What’s the whole updating old model right before you call backward and step about?

Also are you asking for help on converting model to solve other environments or that model is not able to solve other environments?

What’s the whole updating old model right before you call backward and step about?

If I do it after the backward step or anywhere else, the old and new models will have same weights… I can also update the old model once, it is unclear in the paper if this update must be done once or at every steps.

Also are you asking for help on converting model to solve other environments or that model is not able to solve other environments?

According to the ppo paper, the set of hyperparameters I use in ppo.py should work in every environment with no modification at all. But only if I change both the batch size and the number of steps to 1000, it solves the InvertPendulum (quickly) and the InvertDoublePendulum (much slower than in the paper). With batch size = 64 and number of steps = 2048 as suggested by the paper, It solves nothing.

So I am quite certain there is something wrong somewhere in the training loop, but I can’t figure out what is wrong.

https://github.com/ikostrikov/pytorch-a2c-ppo-acktr: an implementation that seems to work properly!
Now I can go back to this project and check what was wrong with my code.

Thanks and Congrats @Ilya_Kostrikov!

Finally, I found what was wrong, thanks to Oleg Klimov (https://github.com/openai/baselines/issues/87#issuecomment-363235729)!
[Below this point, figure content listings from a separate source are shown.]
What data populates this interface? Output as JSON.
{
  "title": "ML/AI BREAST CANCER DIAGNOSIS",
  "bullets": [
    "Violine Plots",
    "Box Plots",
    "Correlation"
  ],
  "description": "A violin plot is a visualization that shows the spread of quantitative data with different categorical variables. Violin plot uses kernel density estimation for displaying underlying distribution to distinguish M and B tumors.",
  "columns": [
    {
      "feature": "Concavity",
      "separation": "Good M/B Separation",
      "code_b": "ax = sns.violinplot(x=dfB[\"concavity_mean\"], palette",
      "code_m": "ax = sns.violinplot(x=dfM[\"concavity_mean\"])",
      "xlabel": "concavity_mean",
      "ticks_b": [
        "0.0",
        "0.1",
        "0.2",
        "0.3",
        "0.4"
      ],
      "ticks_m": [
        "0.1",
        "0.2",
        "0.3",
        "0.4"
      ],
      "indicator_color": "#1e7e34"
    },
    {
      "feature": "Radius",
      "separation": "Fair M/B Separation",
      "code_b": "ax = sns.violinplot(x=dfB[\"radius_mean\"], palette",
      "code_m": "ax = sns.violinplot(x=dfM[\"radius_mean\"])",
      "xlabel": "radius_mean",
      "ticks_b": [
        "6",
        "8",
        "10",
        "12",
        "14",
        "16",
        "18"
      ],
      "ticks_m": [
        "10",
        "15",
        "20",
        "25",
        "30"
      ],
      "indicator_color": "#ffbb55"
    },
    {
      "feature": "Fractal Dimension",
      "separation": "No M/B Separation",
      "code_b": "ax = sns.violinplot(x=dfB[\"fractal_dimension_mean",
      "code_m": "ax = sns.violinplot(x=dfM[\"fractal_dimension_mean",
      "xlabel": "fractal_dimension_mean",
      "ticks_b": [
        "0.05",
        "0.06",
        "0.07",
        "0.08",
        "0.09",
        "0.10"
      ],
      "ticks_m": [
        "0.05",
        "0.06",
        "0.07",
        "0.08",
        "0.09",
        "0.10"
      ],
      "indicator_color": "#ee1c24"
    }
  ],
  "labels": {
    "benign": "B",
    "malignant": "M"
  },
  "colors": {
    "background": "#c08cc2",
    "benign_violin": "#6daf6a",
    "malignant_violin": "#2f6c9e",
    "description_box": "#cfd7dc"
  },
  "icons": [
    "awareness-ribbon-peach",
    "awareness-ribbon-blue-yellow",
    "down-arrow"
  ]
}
Hello, David. This is a really clear and concise implementation of DPPO! Only a question, how do you guarantee the variation in actions between different workers. In my game environment, every worker faces the same initial state, and I use torch.distributions.sample function to sample actions in worker. Unfortunately, I found that the continuous actions sampled by different workers are exactly the same! I use

np.random.seed(params.seed)
torch.manual_seed(params.seed)
torch.backends.cudnn.deterministic = True
torch.backends.cudnn.benchmark = False

to guarantee the reproducibility of the algorithm. So I think it might have some influence on the variation between workers. And I wonder how you solve it.